No harm shall come to him

During his 2008 “America’s New Beginning: President-Elect Barack Obama” speech, Farrakhan urged the audience to protect Obama.

“Don’t do this young man harm,” Farrakhan said. “This man not only needs our protection and divine protection, he needs all of us…to ask, ‘What can I do to make him a successful president?'”

Do-nothing president

When speaking about Obama’s legacy, Farrakhan said he felt the first Black president has shown “more support for Israel and for gay rights than for African-American people,” The Grio reported. 

At a service at Union Temple Baptist Church in Washington, D.C. in 2016, he said, “There’s your legacy, Mr. President…it’s in the streets with your suffering people…And if you can’t go and see them, then don’t worry about your legacy…’cause the white people that you serve so well… they’ll preserve your legacy — the hell they will — but you didn’t earn your legacy with us!”
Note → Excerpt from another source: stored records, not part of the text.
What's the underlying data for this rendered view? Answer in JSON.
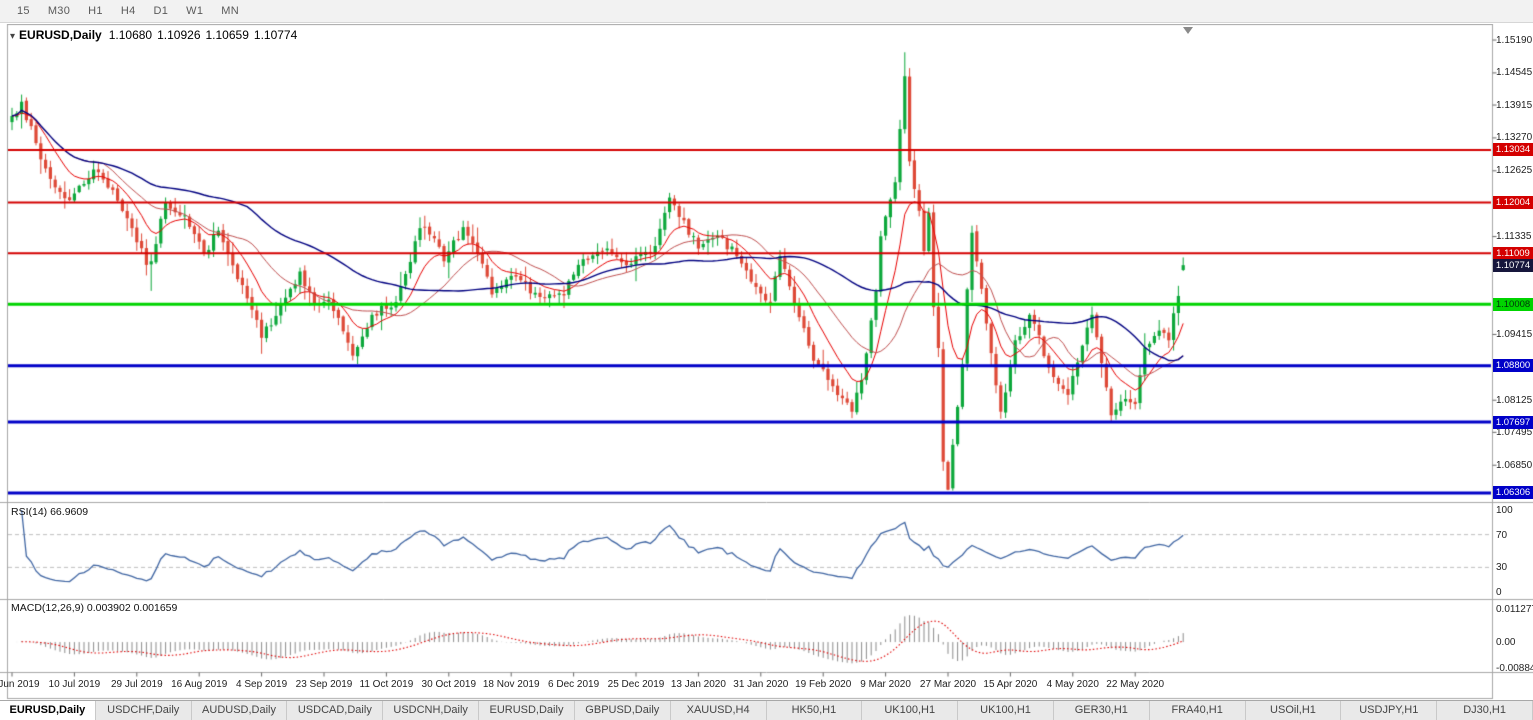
{
  "toolbar": {
    "timeframes": [
      "15",
      "M30",
      "H1",
      "H4",
      "D1",
      "W1",
      "MN"
    ]
  },
  "chart_header": {
    "dropdown_icon": "▾",
    "symbol": "EURUSD,Daily",
    "open": "1.10680",
    "high": "1.10926",
    "low": "1.10659",
    "close": "1.10774"
  },
  "price_axis": {
    "labels": [
      {
        "text": "1.15190",
        "value": 1.1519
      },
      {
        "text": "1.14545",
        "value": 1.14545
      },
      {
        "text": "1.13915",
        "value": 1.13915
      },
      {
        "text": "1.13270",
        "value": 1.1327
      },
      {
        "text": "1.12625",
        "value": 1.12625
      },
      {
        "text": "1.11335",
        "value": 1.11335
      },
      {
        "text": "1.09415",
        "value": 1.09415
      },
      {
        "text": "1.08125",
        "value": 1.08125
      },
      {
        "text": "1.07495",
        "value": 1.07495
      },
      {
        "text": "1.06850",
        "value": 1.0685
      }
    ]
  },
  "levels": [
    {
      "text": "1.13034",
      "value": 1.13034,
      "color": "#D40000",
      "label_fg": "#FFFFFF",
      "width": 2
    },
    {
      "text": "1.12004",
      "value": 1.12004,
      "color": "#D40000",
      "label_fg": "#FFFFFF",
      "width": 2
    },
    {
      "text": "1.11009",
      "value": 1.11009,
      "color": "#D40000",
      "label_fg": "#FFFFFF",
      "width": 2
    },
    {
      "text": "1.10008",
      "value": 1.10008,
      "color": "#00D400",
      "label_fg": "#00330a",
      "width": 3
    },
    {
      "text": "1.08800",
      "value": 1.088,
      "color": "#0000C8",
      "label_fg": "#FFFFFF",
      "width": 3
    },
    {
      "text": "1.07697",
      "value": 1.07697,
      "color": "#0000C8",
      "label_fg": "#FFFFFF",
      "width": 3
    },
    {
      "text": "1.06306",
      "value": 1.06306,
      "color": "#0000C8",
      "label_fg": "#FFFFFF",
      "width": 3
    }
  ],
  "current_price": {
    "text": "1.10774",
    "value": 1.10774,
    "bg": "#16163C",
    "fg": "#FFFFFF"
  },
  "rsi": {
    "label": "RSI(14) 66.9609",
    "line_color": "#4066A3",
    "guide_color": "#BEBEBE",
    "guide_levels": [
      70,
      30
    ],
    "axis_labels": [
      {
        "text": "100",
        "value": 100
      },
      {
        "text": "70",
        "value": 70
      },
      {
        "text": "30",
        "value": 30
      },
      {
        "text": "0",
        "value": 0
      }
    ]
  },
  "macd": {
    "label": "MACD(12,26,9) 0.003902 0.001659",
    "bar_color": "#8C8C8C",
    "signal_color": "#E00000",
    "axis_labels": [
      {
        "text": "0.011277",
        "value": 0.011277
      },
      {
        "text": "0.00",
        "value": 0
      },
      {
        "text": "-0.008845",
        "value": -0.008845
      }
    ]
  },
  "date_axis": {
    "labels": [
      "21 Jun 2019",
      "10 Jul 2019",
      "29 Jul 2019",
      "16 Aug 2019",
      "4 Sep 2019",
      "23 Sep 2019",
      "11 Oct 2019",
      "30 Oct 2019",
      "18 Nov 2019",
      "6 Dec 2019",
      "25 Dec 2019",
      "13 Jan 2020",
      "31 Jan 2020",
      "19 Feb 2020",
      "9 Mar 2020",
      "27 Mar 2020",
      "15 Apr 2020",
      "4 May 2020",
      "22 May 2020"
    ]
  },
  "tabs": [
    {
      "label": "EURUSD,Daily",
      "active": true
    },
    {
      "label": "USDCHF,Daily",
      "active": false
    },
    {
      "label": "AUDUSD,Daily",
      "active": false
    },
    {
      "label": "USDCAD,Daily",
      "active": false
    },
    {
      "label": "USDCNH,Daily",
      "active": false
    },
    {
      "label": "EURUSD,Daily",
      "active": false
    },
    {
      "label": "GBPUSD,Daily",
      "active": false
    },
    {
      "label": "XAUUSD,H4",
      "active": false
    },
    {
      "label": "HK50,H1",
      "active": false
    },
    {
      "label": "UK100,H1",
      "active": false
    },
    {
      "label": "UK100,H1",
      "active": false
    },
    {
      "label": "GER30,H1",
      "active": false
    },
    {
      "label": "FRA40,H1",
      "active": false
    },
    {
      "label": "USOil,H1",
      "active": false
    },
    {
      "label": "USDJPY,H1",
      "active": false
    },
    {
      "label": "DJ30,H1",
      "active": false
    }
  ],
  "colors": {
    "up": "#0DA83B",
    "down": "#DE4937",
    "border": "#A6A6A6",
    "tick": "#666666"
  },
  "chart_data": {
    "type": "candlestick",
    "symbol": "EURUSD",
    "timeframe": "Daily",
    "last_ohlc": {
      "open": 1.1068,
      "high": 1.10926,
      "low": 1.10659,
      "close": 1.10774
    },
    "candle_count": 245,
    "tick_every": 13,
    "y_axis": {
      "top_price": 1.15426,
      "bottom_price": 1.06168
    },
    "anchors": [
      [
        0,
        1.137
      ],
      [
        2,
        1.1398
      ],
      [
        6,
        1.1285
      ],
      [
        9,
        1.123
      ],
      [
        12,
        1.1205
      ],
      [
        17,
        1.1265
      ],
      [
        21,
        1.1225
      ],
      [
        25,
        1.115
      ],
      [
        28,
        1.1078
      ],
      [
        29,
        1.1085
      ],
      [
        32,
        1.12
      ],
      [
        36,
        1.1175
      ],
      [
        40,
        1.11
      ],
      [
        43,
        1.1145
      ],
      [
        47,
        1.105
      ],
      [
        50,
        1.099
      ],
      [
        52,
        1.0935
      ],
      [
        56,
        1.1
      ],
      [
        60,
        1.1065
      ],
      [
        63,
        1.1
      ],
      [
        66,
        1.101
      ],
      [
        71,
        1.09
      ],
      [
        75,
        1.098
      ],
      [
        80,
        1.1005
      ],
      [
        85,
        1.115
      ],
      [
        88,
        1.113
      ],
      [
        90,
        1.1085
      ],
      [
        94,
        1.1152
      ],
      [
        97,
        1.11
      ],
      [
        100,
        1.102
      ],
      [
        105,
        1.1055
      ],
      [
        110,
        1.1015
      ],
      [
        115,
        1.1018
      ],
      [
        118,
        1.1078
      ],
      [
        124,
        1.111
      ],
      [
        129,
        1.108
      ],
      [
        134,
        1.1115
      ],
      [
        137,
        1.121
      ],
      [
        139,
        1.1172
      ],
      [
        143,
        1.111
      ],
      [
        147,
        1.1135
      ],
      [
        151,
        1.1095
      ],
      [
        156,
        1.1022
      ],
      [
        158,
        1.1005
      ],
      [
        160,
        1.1095
      ],
      [
        163,
        1.1
      ],
      [
        167,
        1.089
      ],
      [
        171,
        1.084
      ],
      [
        175,
        1.079
      ],
      [
        177,
        1.0852
      ],
      [
        180,
        1.1026
      ],
      [
        181,
        1.1134
      ],
      [
        182,
        1.1173
      ],
      [
        184,
        1.124
      ],
      [
        186,
        1.1448
      ],
      [
        187,
        1.1281
      ],
      [
        189,
        1.1184
      ],
      [
        190,
        1.1105
      ],
      [
        191,
        1.118
      ],
      [
        192,
        1.0995
      ],
      [
        193,
        1.0915
      ],
      [
        194,
        1.0692
      ],
      [
        195,
        1.0637
      ],
      [
        196,
        1.0725
      ],
      [
        198,
        1.0883
      ],
      [
        199,
        1.103
      ],
      [
        200,
        1.1141
      ],
      [
        202,
        1.1031
      ],
      [
        203,
        1.0963
      ],
      [
        206,
        1.079
      ],
      [
        209,
        1.093
      ],
      [
        212,
        1.098
      ],
      [
        217,
        1.0858
      ],
      [
        220,
        1.0823
      ],
      [
        224,
        1.0955
      ],
      [
        225,
        1.098
      ],
      [
        229,
        1.0783
      ],
      [
        232,
        1.0815
      ],
      [
        234,
        1.0805
      ],
      [
        236,
        1.0916
      ],
      [
        239,
        1.0949
      ],
      [
        241,
        1.093
      ],
      [
        242,
        1.0983
      ],
      [
        243,
        1.1017
      ],
      [
        244,
        1.1077
      ]
    ],
    "overrides": [
      {
        "i": 2,
        "h": 1.1412
      },
      {
        "i": 29,
        "l": 1.1027
      },
      {
        "i": 186,
        "h": 1.1495
      },
      {
        "i": 195,
        "l": 1.0636
      },
      {
        "i": 244,
        "o": 1.1068,
        "h": 1.10926,
        "l": 1.10659,
        "c": 1.10774
      }
    ],
    "indicators": {
      "ma": [
        {
          "type": "EMA",
          "period": 10,
          "color": "#E80000",
          "width": 1
        },
        {
          "type": "SMA",
          "period": 20,
          "color": "#C05050",
          "width": 1
        },
        {
          "type": "SMA",
          "period": 50,
          "color": "#000080",
          "width": 1.4
        }
      ],
      "rsi_period": 14,
      "macd": [
        12,
        26,
        9
      ]
    }
  }
}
He continued, “You didn’t earn your legacy with Black people. You fought for the rights of gay people… You fight for Israel… Your people are suffering and dying in the streets! That’s where your legacy is. Now you failed to do what should have been done.”

White right trouble

In 2010 Farrakhan spoke of the trouble he thought Obama would face getting things done. He spoke of the white right “conspiring to make Obama a one-term president and pointed to his stalled efforts to introduce health care legislation as proof,” CBS News reported.

 Forgetting the poor

“President Obama should acknowledge the poor and come back home to his base — even if it means being a one-term president,” Farrakhan said in 2012, according to Praise Philly

Forgetting the streets

In 2016, Farrakhan accused Obama of forgetting the streets of Chicago, EUR reported.
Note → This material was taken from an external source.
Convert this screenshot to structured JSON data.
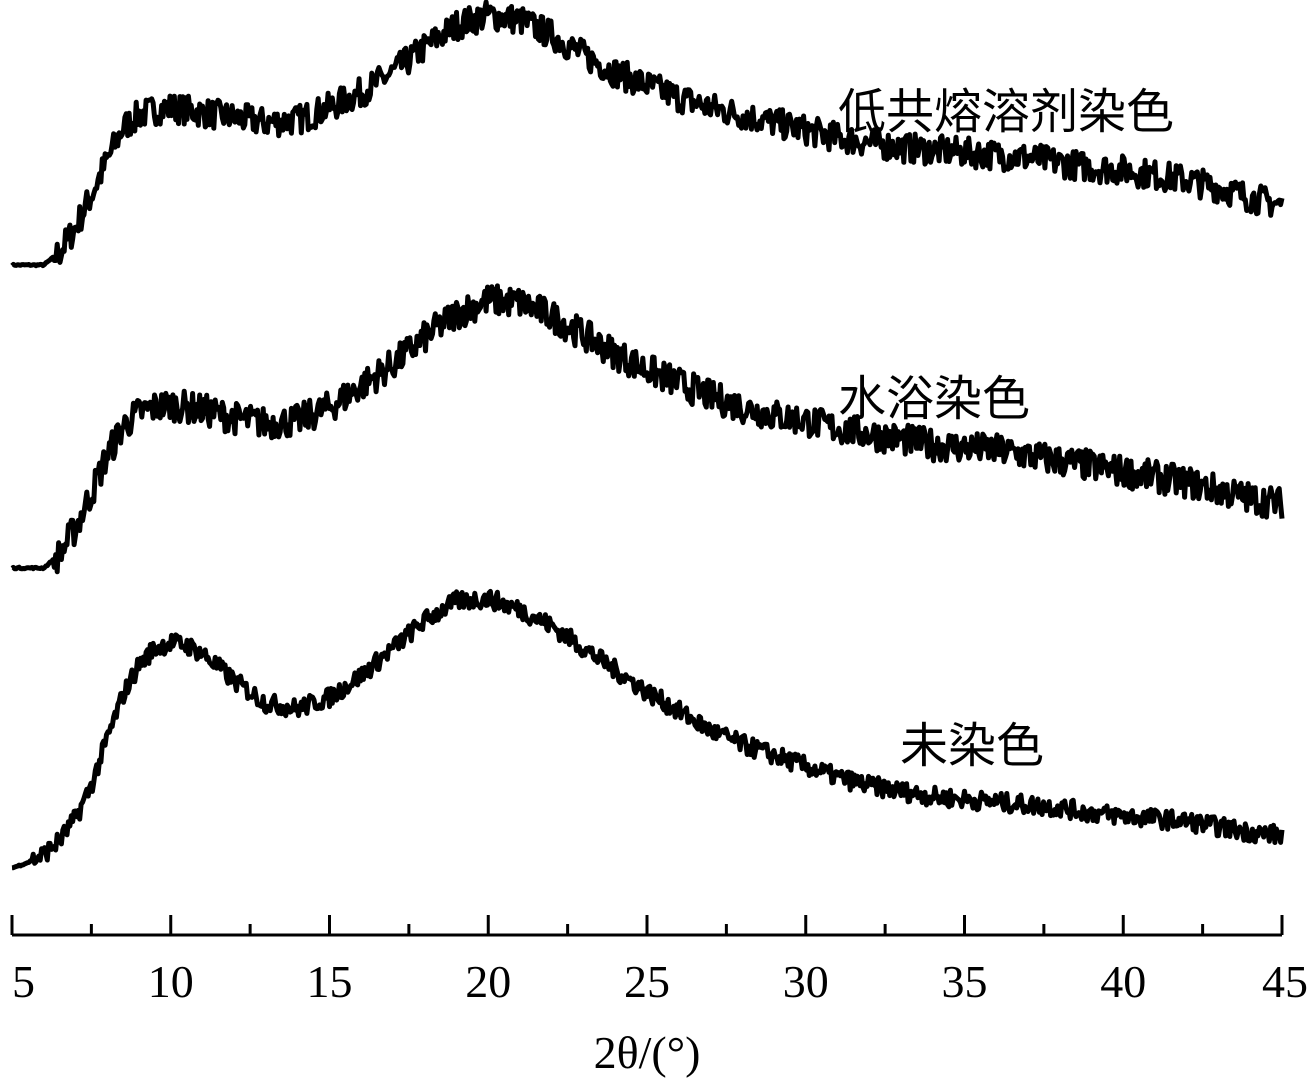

“I just want to tell you, Mr. President, you’re from Chicago, and so am I,” Farrakhan said during a service at Union Temple Baptist Church in Washington, D.C.
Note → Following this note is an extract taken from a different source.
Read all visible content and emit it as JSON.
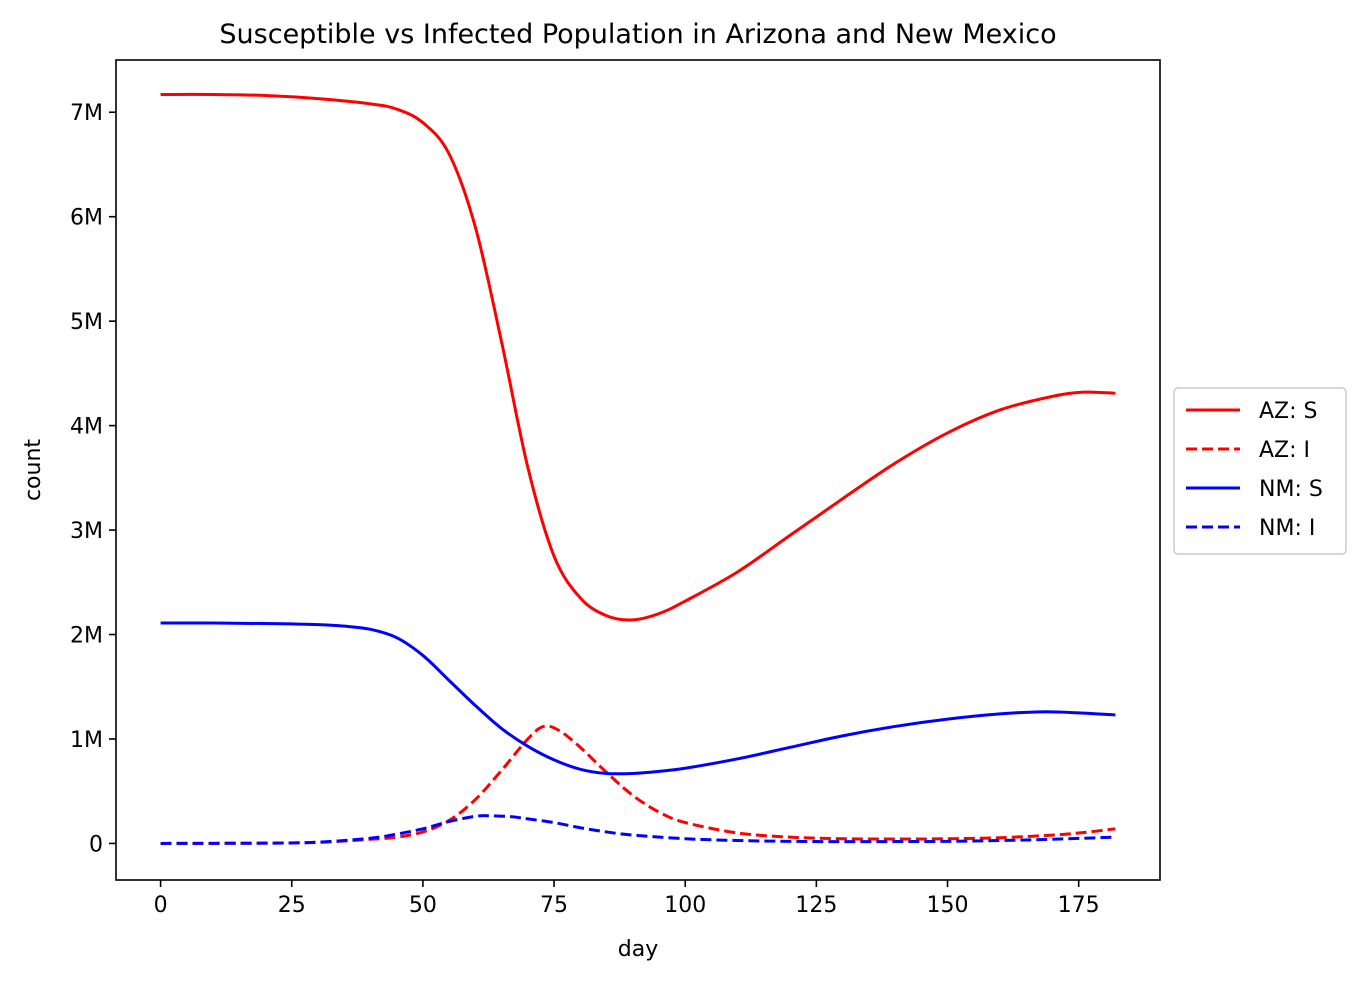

“I go out in the streets with the people. I visited the worst neighborhoods. I talked to the gangs. And while I was out there talking to them, they said ‘You know, Farrakhan, the president ain’t never come. Could you get him to come and look after us?’”

Don’t forget activist roots

Farrakhan urged Obama to work for the community as he once did. “Come on back to the hood. Start organizing like you did,” he advised Obama in 2016.

Warning

“The government of America and its leadership is taking America and the world on a very dangerous course, and I would not be a good student of my teacher the Honorable Elijah Muhammad as a Warner from Allah, and not raise my voice in harmony with his, to warn President Obama and this administration as well as the Congress of the United States, of the danger of the course that America is embarking on,” said Minister Farrakhan in 2013.

Forget your advisers

During a speech in Montgomery, Alabama, in 2013, Farrakhan urged Obama to step away from his advisers. “May I respectfully say Mr. President, your advisers don’t seem to be your friends,” Farrakhan said, according to the L.A. Sentinel. “Mr. President, they’re destroying you little by little so that you’ll become involved in the spiderweb of their lies and treachery.”

Outrage over Libya intervention

Farrakhan severely criticized President Obama for having the U.S. participate in the airstrikes against Libyan President Muammar Gaddafi in 2011, BET reported.

Farrakhan expressed outrage that Obama took part in the attack during an interview WVON-AM. “Why don’t you organize a group of respected Americans and ask for a meeting with Gaddafi. You can’t order him to step down and get out. Who the hell do you think you are?” he said, according to Gantdaily.com.